Setting
The study was conducted in 32 elementary, intermediate, and charter schools in Delaware, New Jersey, and Pennsylvania in the 2007–08 school year. To be eligible for the study, schools had to have at least two fourth-grade classrooms, not track students based on academic performance, use the same math curricula within fourth-grade classrooms, have more than one fourth-grade teacher, have adequate technology to implement the intervention, and have no evidence of use of Odyssey Math within the past 2 years.
Study sample
The analytic sample included 32 schools. All fourth-grade teachers within each school participated in the study; the analytic sample comprised 60 teachers in the intervention group and 62 teachers in the comparison group. Data from 1,223 intervention students and 1,233 comparison students contributed to the classroom-level means used in the analytic sample. The baseline student sample included 1,403 intervention students and 1,451 comparison students. Approximately 7% of the baseline student sample were English learners, about 25% belonged to a racial or ethnic minority group, and about 18% of the students were eligible for free or reduced-price lunch.
Intervention Group
Students in the intervention group used Odyssey Math for 60 minutes per week between October 2007 and April 2008 as a partial replacement of their schools’ core math curriculum. Teachers used Odyssey Math’s online assessments and tools to improve students’ math skills.
Comparison Group
Students in the comparison group continued to use their school’s core math curriculum. The core math curricula used by these schools included Everyday Math, Scott Foresman, Harcourt Brace, and Saxon Math. Participating teachers were encouraged to spend a similar amount of daily and weekly instruction time on mathematics. Five students in the comparison group switched groups mid-year and received the Odyssey Math curriculum. These students were analyzed as part of the comparison group, their originally assigned condition, thereby maintaining the integrity of the randomization.

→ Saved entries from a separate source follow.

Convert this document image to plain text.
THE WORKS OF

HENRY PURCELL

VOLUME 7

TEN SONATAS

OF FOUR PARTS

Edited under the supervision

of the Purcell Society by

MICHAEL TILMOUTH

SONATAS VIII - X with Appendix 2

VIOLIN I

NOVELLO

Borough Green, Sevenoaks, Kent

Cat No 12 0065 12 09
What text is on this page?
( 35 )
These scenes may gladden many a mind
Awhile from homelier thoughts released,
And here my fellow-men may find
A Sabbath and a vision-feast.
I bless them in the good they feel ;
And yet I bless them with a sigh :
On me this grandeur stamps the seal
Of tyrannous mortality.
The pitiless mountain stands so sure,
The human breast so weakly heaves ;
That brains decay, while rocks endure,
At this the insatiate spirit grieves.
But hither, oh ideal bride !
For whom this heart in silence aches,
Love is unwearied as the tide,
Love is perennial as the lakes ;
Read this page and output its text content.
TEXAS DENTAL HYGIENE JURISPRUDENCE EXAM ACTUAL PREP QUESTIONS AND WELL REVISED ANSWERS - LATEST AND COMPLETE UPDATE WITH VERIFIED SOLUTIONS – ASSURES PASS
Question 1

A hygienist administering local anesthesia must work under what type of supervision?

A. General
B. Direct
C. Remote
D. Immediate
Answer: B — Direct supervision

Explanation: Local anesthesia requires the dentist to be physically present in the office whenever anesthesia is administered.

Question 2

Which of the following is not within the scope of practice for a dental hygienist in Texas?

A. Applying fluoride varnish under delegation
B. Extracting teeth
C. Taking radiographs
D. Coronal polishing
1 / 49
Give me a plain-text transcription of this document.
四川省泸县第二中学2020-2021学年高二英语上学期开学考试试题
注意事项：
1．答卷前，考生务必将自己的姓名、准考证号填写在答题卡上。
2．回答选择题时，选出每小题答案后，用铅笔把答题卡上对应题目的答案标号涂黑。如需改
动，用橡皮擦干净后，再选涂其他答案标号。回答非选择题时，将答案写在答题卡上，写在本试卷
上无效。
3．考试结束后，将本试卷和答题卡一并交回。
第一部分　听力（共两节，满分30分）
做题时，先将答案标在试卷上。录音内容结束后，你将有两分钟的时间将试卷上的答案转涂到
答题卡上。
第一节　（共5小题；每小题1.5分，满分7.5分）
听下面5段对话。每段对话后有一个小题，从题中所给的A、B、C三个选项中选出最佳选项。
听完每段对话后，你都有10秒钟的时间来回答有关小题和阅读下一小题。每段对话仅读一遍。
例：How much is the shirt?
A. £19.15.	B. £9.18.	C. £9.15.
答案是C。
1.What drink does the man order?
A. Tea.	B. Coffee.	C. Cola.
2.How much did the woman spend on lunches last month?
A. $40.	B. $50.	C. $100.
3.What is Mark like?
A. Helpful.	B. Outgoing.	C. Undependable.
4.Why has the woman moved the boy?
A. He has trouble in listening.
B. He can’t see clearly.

Support for implementation
Two professional development training workshops taught by Compass Learning were offered to intervention teachers and to interested school administrators. The first workshop was offered in four regional locations in August 2007 and provided 5–6 hours of training. In total, 37 of the 60 teachers attended the August workshop, and 23 intervention group teachers attended a makeup day. The second workshop was offered on a single day in January 2008, and all 60 intervention group teachers attended. Both of these workshops provided training on the Odyssey Math software. The workshops were followed by one-on-one coaching sessions with the intervention teachers in their classrooms and involved 1–2 hours of coaching per teacher. These workshops and coaching sessions were offered in addition to the standard professional development opportunities available to teachers.